An Accountant’s Soul Presides Over the P&L at Apple
Apple co-founder Steve Jobs is often praised for the beauty, functionality and, yes, the magic of the products he drove Apple to build. And it’s true that the elegance and functionality of devices like the iPhone and iPad were unparalleled when they debuted. One could argue that such is still the case today. But overlooked in the homages we’ve seen recently — to Jobs’s spirit of innovation, his artistry and sheer force of will — is one other aspect of the man that made him one of a kind: his fiscal acumen. Jobs was a true visionary, but he was also a businessman, as Jim Kelleher of Argus Research reminds us.
“Consumers who gush over the beauty and efficacy of Apple products rarely quibble or complain about Apple’s premium pricing,” Kelleher writes in a note to clients. “Behind the tech-weenie veneer on transformative products, there is an accountant’s soul presiding over the P&L at Apple.”
There are innumerable reasons why Apple is sitting atop a pile of $76.2 billion in cash and marketable securities — a conga line of insanely great products, savvy marketing and financial rigor.
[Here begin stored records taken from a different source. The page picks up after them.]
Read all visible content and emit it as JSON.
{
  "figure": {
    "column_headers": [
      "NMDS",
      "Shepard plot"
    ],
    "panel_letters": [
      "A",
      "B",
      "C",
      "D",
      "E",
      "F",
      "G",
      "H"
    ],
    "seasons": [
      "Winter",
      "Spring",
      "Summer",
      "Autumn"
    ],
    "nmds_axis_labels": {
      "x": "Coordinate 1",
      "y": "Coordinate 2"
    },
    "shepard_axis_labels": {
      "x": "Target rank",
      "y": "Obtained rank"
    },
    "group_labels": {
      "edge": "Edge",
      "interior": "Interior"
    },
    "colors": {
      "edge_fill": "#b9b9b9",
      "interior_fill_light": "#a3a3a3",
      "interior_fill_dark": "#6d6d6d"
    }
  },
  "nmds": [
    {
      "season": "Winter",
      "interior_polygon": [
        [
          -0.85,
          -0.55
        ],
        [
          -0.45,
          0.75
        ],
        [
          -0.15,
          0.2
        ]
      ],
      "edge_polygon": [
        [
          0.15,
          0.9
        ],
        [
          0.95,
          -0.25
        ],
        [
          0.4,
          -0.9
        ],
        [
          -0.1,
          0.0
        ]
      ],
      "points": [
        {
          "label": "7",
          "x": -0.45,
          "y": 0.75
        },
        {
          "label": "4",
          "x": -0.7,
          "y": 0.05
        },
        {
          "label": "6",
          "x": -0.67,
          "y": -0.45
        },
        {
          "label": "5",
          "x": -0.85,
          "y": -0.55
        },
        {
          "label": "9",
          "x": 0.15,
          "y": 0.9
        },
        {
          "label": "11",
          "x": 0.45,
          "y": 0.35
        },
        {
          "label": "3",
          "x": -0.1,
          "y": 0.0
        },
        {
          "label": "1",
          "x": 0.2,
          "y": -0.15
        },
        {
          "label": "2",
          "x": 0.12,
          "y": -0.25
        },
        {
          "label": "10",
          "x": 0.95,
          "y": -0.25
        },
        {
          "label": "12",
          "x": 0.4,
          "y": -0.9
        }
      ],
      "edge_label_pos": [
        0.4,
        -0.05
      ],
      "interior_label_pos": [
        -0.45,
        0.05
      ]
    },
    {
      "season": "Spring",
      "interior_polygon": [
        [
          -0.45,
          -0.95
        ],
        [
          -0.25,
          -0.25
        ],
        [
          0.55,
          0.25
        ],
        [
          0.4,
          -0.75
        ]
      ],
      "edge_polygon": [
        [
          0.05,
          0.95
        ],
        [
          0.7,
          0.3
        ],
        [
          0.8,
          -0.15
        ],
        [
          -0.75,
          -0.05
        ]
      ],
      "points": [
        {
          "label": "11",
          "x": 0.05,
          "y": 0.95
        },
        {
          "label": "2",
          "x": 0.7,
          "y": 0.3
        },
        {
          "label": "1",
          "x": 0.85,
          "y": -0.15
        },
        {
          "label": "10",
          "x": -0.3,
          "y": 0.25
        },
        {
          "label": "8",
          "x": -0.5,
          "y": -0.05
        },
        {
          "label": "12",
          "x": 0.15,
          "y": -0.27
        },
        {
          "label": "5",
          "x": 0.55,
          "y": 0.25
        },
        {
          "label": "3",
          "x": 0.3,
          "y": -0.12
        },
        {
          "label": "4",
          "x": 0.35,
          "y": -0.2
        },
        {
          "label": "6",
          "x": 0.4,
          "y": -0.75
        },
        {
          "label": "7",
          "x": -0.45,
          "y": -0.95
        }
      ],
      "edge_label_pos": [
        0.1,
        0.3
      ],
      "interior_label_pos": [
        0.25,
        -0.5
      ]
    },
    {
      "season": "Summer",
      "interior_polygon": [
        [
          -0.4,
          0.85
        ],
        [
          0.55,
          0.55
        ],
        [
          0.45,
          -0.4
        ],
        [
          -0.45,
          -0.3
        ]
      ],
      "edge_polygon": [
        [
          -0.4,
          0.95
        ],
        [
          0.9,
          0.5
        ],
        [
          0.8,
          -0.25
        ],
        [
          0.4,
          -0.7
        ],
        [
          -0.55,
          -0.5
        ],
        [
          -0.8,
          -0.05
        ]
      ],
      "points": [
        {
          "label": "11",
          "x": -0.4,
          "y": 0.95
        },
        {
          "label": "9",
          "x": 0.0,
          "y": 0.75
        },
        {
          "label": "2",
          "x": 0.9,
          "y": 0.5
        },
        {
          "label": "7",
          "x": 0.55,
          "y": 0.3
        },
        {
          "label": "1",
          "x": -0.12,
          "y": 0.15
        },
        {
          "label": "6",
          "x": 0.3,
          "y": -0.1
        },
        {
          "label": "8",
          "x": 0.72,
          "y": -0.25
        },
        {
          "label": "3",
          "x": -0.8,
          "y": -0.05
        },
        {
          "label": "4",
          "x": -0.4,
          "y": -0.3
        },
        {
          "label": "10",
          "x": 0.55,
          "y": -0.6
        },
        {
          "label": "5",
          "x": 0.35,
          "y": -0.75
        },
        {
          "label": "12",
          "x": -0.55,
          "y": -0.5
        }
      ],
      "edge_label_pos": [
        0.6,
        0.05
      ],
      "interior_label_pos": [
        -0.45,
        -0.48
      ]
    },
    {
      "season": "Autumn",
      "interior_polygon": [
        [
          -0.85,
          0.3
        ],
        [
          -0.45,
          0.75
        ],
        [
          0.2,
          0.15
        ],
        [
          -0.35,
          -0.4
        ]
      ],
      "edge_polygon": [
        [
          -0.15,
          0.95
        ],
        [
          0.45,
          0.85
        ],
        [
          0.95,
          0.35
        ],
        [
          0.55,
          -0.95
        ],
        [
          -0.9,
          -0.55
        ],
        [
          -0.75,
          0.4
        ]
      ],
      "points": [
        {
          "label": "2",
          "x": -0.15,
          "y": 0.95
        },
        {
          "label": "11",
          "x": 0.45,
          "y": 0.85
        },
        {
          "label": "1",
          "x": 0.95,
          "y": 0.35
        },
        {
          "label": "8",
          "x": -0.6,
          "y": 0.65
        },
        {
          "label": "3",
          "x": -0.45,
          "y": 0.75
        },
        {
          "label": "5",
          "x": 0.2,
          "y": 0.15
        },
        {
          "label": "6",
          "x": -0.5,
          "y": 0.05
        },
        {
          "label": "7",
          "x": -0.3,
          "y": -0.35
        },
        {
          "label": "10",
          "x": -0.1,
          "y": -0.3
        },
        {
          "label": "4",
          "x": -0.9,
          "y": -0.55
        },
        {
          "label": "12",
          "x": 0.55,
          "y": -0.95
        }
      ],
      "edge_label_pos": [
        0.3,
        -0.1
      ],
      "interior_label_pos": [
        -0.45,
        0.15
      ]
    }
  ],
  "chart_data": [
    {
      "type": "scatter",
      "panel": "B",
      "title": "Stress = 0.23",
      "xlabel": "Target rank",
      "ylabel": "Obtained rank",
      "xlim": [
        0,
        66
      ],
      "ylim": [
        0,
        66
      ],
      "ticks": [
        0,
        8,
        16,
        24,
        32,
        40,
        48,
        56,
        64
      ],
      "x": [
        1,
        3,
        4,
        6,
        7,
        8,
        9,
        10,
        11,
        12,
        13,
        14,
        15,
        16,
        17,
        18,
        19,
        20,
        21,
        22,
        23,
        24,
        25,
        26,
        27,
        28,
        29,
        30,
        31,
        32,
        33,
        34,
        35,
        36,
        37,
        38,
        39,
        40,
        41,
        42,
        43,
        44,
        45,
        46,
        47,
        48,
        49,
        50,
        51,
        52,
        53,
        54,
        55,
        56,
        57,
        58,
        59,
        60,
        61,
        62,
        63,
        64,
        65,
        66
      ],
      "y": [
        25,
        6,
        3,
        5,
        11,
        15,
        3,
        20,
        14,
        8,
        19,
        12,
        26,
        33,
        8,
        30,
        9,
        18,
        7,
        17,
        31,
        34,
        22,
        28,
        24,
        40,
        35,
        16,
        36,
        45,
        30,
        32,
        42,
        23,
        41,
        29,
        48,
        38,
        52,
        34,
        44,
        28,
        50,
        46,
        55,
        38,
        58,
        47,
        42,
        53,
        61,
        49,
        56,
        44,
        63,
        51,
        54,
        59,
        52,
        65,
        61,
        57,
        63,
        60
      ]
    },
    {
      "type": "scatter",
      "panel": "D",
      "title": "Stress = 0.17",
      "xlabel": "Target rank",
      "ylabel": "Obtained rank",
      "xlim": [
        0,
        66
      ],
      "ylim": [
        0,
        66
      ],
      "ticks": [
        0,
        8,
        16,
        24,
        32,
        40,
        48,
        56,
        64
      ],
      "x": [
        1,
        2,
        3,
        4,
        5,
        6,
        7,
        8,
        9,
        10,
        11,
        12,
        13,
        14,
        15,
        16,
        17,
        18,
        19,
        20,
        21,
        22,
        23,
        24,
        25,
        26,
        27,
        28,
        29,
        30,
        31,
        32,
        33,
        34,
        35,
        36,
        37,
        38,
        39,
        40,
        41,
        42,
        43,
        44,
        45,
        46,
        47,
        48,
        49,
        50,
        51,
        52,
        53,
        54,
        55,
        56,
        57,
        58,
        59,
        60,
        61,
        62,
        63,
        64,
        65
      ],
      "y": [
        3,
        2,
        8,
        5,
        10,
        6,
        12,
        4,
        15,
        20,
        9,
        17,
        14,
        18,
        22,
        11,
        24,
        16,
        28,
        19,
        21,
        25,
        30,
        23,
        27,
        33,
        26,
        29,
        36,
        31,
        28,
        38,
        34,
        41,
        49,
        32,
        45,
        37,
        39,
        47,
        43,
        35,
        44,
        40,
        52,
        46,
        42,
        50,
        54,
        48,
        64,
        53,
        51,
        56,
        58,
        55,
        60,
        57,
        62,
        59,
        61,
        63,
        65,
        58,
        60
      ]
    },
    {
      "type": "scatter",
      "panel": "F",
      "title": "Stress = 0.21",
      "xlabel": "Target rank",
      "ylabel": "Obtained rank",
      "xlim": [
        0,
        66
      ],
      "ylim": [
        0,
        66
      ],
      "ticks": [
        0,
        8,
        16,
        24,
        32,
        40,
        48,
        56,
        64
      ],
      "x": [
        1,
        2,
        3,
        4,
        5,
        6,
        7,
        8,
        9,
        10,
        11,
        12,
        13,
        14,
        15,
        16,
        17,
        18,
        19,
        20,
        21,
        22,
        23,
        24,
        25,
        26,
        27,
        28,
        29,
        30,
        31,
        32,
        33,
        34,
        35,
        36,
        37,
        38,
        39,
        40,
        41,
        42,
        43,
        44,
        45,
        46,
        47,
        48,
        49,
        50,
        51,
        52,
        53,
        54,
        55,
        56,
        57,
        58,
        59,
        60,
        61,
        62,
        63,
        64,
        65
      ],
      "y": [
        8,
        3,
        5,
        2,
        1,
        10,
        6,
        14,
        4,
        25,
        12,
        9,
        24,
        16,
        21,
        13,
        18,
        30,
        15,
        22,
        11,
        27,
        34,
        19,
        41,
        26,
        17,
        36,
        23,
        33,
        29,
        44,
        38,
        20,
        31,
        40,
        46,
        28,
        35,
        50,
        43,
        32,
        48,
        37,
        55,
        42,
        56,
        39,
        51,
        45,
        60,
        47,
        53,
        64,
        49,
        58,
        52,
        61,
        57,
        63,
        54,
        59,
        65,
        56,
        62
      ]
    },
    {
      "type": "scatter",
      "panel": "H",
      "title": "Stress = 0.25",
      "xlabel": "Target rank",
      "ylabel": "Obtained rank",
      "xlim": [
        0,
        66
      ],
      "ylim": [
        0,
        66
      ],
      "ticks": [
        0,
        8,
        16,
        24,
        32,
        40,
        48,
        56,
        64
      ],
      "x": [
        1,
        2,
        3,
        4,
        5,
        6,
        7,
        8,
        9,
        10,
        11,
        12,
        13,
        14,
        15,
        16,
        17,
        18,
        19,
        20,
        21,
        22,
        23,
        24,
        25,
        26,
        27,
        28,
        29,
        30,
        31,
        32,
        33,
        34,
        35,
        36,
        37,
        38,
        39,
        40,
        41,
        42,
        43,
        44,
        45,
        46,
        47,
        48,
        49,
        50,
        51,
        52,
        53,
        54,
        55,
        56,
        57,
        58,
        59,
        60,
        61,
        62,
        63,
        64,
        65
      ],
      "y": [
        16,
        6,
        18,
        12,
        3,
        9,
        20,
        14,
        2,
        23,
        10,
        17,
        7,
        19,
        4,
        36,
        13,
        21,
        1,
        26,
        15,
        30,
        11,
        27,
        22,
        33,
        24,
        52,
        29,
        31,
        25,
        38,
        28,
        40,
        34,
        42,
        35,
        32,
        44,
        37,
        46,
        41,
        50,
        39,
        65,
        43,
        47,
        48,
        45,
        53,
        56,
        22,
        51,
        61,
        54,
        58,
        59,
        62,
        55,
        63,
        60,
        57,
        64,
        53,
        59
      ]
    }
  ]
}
And together, they drove Apple’s operating margins from 12 percent in 2005 to 30 percent or more today; its revenue from $13.9 billion to an estimated $108 billion.
“Jobs did more than launch, in succession, the Mac, the iPod, the iPhone, and the iPad,” Kelleher says. “He created and nurtured an infrastructure where these products could be conceived, engineered, and brought successfully to market.The marketing apparatus is no less well-oiled than the engineering machine at Apple.”
Or the financial one, for that matter.
Realistically, Apple is so on point right now, has so much momentum in the market, that it is unlikely to stumble any time soon. Kelleher again:
“IPhone currently has a less-than 5 percent handset market share; yet everyone who holds or uses one, whether first-time phone buyer or Apple lifer, is struck with its simple beauty and efficacy. If iPhone “merely” doubled its handset market share, annual revenues would rise by $60 billion. With RIM on the ropes and the Android Empire showing cracks from Google’s purchase of Motorola Mobility, there is no reason to believe that 10% share is the ceiling for iPhone. … In other words, if newly-appointed CEO Tim Cook is no more than a caretaker, if he only presides over the ramp of existing products, he could easily ‘caretake’ the company from the current $100 billion revenue range to twice or thrice that size.”
But that’s not what Cook is going to do. He plans to keep the ball rolling at Apple and he knows how to do it, as he said in an all-hands memo to employees about a month ago.
“I want you to be confident that Apple is not going to change,” Cook wrote. “I cherish and celebrate Apple’s unique principles and values. Steve built a company and culture that is unlike any other in the world and we are going to stay true to that — it is in our DNA. We are going to continue to make the best products in the world that delight our customers and make our employees incredibly proud of what they do.”